Perto de Alvarrões, no miolo da serra de São Mamede, há um sítio plano. Chamam-lhe “o jogo da bola”. As vacas vão lá pastar.
Neste 8 de Março, manhã cedo, os meteorologistas anteviam a possibilidade de queda de neve na serra. Os dentes batiam a 5 graus quando me encontrei com o sociólogo rural Abílio Amiguinho, doutorado em Ciências da Educação, especializado em formação de adultos. O autor de “Ai, Alentejo… memórias rurais” coordenou o projecto de escolas rurais no nordeste alentejano. Também por isso, conhece bem a serra, mesmo se a sua infância correu entre trovoadas e sons de chocalhos na aldeia de Santa Eulália, no concelho de Elvas. Abílio Amiguinho conhece o canto dos sisões e as belas palavras de que se faz o chão: bredos, ansarinhas, tengarrinhas, alabaças. Conversamos durante meia hora em pleno asfalto, num trecho de estrada em plena serra. Durante a conversa nunca passou um carro. Foi lá no alto, de onde se vê a barragem da Apartadura.

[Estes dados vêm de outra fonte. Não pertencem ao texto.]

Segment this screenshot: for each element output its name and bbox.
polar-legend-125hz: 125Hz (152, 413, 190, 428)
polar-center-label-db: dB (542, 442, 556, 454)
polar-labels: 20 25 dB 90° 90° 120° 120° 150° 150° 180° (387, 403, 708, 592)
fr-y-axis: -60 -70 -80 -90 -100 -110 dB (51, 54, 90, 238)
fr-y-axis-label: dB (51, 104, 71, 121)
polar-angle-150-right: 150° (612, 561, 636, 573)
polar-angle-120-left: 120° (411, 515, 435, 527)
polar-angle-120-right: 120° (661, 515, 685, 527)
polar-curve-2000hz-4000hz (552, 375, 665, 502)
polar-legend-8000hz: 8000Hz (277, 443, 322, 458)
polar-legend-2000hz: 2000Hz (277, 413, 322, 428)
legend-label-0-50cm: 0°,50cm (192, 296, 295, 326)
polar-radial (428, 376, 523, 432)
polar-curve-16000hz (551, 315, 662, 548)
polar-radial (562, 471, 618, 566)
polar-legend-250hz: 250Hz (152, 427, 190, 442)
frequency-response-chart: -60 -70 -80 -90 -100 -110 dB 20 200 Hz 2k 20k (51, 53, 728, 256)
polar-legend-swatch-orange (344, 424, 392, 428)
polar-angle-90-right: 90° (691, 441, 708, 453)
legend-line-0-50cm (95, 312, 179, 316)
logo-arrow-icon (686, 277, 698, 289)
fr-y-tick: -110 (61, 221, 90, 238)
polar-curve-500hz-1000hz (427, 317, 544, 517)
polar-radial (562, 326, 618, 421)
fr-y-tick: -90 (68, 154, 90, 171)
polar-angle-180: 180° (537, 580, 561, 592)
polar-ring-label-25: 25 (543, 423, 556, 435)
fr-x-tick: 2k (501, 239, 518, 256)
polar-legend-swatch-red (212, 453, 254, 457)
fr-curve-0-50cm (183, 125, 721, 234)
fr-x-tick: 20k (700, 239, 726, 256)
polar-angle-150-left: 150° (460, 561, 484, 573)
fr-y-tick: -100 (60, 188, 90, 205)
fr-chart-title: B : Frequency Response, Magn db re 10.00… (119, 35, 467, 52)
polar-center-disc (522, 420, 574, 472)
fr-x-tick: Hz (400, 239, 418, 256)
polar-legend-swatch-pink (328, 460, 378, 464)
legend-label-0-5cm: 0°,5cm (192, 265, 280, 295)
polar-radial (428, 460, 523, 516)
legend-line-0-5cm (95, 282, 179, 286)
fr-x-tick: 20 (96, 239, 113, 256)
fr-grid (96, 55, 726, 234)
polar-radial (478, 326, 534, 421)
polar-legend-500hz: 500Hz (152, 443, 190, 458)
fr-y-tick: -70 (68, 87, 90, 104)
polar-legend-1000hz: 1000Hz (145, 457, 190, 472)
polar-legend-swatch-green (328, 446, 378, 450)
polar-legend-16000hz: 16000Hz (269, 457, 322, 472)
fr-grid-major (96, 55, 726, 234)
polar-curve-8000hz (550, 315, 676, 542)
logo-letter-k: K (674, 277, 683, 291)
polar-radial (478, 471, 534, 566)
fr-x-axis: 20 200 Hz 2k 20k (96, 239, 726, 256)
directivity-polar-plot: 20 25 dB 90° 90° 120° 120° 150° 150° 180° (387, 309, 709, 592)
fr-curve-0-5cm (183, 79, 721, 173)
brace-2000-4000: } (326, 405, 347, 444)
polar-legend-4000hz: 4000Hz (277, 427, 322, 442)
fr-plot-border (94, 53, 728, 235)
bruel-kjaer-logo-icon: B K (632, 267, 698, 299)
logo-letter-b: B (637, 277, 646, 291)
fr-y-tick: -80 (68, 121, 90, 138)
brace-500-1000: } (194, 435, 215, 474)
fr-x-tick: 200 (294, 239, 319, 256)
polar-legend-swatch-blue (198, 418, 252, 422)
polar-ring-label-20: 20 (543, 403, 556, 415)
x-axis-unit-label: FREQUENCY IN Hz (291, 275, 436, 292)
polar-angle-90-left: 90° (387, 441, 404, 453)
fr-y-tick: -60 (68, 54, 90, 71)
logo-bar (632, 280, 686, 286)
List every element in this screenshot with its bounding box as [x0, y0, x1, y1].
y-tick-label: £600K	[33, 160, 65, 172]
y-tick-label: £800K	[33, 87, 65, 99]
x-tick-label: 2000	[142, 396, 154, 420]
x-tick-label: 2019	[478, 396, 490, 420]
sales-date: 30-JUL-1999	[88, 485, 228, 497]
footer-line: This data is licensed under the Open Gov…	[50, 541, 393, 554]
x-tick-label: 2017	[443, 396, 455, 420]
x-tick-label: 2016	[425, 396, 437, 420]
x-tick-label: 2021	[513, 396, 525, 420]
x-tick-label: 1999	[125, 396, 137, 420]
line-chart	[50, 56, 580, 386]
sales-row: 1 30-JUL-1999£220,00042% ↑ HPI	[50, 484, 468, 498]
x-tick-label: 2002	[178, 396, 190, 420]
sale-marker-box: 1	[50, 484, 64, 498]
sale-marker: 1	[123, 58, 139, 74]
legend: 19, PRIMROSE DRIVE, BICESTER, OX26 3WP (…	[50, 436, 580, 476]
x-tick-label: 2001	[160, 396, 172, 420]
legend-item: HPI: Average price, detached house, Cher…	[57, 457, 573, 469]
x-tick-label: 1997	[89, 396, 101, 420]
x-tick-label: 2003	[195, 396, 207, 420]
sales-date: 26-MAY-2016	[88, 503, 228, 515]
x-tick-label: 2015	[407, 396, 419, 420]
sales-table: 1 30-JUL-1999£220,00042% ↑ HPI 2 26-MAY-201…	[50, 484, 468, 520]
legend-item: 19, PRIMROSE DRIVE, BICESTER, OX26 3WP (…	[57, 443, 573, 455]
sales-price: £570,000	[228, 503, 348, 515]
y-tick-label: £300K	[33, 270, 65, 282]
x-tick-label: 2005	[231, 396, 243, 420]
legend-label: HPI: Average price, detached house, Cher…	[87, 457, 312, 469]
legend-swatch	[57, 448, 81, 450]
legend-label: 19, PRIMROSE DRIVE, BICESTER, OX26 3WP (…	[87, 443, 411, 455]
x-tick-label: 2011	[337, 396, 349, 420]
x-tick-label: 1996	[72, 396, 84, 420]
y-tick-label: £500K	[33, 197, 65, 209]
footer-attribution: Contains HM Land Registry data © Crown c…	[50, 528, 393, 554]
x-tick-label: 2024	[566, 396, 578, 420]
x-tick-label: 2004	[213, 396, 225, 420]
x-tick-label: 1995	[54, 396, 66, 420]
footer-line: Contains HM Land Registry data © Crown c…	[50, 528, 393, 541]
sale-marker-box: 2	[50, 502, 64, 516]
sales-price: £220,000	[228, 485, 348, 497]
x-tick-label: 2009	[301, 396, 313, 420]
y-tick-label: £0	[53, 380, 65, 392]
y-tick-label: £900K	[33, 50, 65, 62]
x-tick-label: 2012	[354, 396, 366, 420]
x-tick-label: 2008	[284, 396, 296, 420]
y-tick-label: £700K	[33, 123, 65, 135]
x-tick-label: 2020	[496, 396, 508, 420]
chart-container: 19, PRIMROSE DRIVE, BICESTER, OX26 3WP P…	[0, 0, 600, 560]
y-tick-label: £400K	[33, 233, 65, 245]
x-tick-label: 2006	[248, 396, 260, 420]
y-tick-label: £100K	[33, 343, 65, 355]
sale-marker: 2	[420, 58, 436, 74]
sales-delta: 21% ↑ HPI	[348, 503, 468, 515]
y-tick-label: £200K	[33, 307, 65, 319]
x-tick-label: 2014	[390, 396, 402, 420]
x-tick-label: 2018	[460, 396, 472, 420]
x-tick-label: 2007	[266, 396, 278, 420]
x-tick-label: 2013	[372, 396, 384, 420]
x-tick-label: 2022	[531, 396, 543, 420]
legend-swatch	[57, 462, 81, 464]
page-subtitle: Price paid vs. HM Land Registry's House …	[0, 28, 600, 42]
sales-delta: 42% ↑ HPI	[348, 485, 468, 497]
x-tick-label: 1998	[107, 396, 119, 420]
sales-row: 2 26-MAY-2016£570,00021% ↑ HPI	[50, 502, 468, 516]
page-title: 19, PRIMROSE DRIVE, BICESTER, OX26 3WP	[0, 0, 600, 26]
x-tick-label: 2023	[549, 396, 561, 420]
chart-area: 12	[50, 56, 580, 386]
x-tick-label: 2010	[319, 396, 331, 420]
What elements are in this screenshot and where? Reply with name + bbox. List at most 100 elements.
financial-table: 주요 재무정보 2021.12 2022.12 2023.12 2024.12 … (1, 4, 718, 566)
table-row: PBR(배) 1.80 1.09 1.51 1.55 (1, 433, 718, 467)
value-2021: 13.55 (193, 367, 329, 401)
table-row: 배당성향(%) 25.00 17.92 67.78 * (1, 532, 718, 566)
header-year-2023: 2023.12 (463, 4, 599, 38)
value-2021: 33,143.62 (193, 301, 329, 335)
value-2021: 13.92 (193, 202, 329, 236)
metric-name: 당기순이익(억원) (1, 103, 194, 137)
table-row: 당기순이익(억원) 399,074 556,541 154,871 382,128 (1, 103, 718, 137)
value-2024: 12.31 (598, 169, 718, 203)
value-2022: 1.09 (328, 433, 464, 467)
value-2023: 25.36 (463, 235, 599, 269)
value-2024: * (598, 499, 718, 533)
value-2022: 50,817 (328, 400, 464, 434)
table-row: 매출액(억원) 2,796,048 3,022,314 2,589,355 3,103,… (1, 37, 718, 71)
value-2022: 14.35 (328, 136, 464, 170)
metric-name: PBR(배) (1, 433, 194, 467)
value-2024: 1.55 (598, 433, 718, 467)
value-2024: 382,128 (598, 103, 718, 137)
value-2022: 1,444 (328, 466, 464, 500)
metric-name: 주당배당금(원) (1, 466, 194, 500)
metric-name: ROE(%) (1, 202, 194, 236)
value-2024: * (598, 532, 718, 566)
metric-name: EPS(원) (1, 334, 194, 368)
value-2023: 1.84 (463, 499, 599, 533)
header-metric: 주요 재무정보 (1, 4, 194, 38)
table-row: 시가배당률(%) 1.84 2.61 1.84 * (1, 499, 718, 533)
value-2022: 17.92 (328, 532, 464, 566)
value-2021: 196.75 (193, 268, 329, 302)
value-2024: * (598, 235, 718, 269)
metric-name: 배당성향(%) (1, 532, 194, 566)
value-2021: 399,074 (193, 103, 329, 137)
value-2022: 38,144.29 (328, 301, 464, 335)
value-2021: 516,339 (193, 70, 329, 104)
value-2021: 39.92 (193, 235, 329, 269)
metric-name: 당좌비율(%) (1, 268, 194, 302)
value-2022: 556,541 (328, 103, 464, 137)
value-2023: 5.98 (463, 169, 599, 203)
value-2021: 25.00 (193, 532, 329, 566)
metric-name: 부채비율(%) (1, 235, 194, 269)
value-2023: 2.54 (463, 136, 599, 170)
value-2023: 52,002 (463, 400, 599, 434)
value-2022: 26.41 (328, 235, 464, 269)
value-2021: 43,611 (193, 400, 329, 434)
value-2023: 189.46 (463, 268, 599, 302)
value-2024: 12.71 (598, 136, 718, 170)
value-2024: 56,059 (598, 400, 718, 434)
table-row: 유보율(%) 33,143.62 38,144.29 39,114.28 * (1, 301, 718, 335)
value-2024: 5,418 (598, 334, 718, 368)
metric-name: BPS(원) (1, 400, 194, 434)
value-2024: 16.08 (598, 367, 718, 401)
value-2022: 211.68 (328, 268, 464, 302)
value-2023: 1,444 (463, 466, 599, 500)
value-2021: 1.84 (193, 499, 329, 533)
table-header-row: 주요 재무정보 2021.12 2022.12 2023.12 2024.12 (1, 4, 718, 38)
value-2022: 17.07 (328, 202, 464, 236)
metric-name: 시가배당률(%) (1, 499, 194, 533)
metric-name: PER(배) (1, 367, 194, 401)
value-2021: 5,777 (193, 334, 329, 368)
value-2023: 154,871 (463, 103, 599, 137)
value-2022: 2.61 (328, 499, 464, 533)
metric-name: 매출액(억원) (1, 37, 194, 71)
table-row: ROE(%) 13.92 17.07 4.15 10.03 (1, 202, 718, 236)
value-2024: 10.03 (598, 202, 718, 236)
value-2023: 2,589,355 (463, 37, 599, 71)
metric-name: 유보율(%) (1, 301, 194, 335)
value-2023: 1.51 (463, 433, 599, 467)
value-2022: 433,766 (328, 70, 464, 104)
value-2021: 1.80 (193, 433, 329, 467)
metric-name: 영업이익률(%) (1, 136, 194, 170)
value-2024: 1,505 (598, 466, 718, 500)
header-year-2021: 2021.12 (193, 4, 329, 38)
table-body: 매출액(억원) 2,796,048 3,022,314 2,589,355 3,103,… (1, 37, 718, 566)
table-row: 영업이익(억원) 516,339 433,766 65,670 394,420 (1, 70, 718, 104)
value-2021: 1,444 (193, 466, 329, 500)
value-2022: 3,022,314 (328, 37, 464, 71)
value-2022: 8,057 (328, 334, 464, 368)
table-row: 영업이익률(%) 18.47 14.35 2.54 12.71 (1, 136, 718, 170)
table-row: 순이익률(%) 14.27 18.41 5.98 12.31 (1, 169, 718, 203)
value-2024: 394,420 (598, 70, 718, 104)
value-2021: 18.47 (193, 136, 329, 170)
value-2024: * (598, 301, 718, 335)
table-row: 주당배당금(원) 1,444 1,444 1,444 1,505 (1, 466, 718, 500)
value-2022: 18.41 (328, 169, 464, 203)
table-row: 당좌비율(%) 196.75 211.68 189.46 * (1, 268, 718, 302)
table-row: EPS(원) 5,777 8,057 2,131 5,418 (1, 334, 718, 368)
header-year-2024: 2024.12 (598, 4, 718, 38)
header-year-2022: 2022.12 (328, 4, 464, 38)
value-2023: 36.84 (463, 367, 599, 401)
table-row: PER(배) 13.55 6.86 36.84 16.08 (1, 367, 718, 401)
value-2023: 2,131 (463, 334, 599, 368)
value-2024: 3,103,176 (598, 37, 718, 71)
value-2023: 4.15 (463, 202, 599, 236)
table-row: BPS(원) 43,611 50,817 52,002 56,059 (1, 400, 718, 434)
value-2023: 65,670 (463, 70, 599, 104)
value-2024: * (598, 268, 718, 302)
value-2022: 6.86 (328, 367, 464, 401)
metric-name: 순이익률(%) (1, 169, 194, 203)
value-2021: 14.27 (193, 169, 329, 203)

A conversa foi sempre embalada pelo ruído do vento, bravio.
Abílio Amiguinho, o homem que ajudou a produzir ferramentas teóricas para a mudança no mundo rural, não precisa de manuais para ler a paisagem da serra de São Mamede. Duas voltas adiante é a casa de Gracinda, 81 anos, viúva. Nunca daqui saiu. Está ao portão com os cães e com a vizinha Joaquina, modista
E lá vai, com um carro de mãos no qual transporta o filho pequeno, Leonor, que veio de longe. Tomou-se de amores pelo lugar onde construiu casa. O paraíso de Leonor é aqui, na Fonte da Mulher e nas voltas da serra
Leonor gosta de procurar plantas com as quais há de tingir a lã das ovelhas do professor Amiguinho.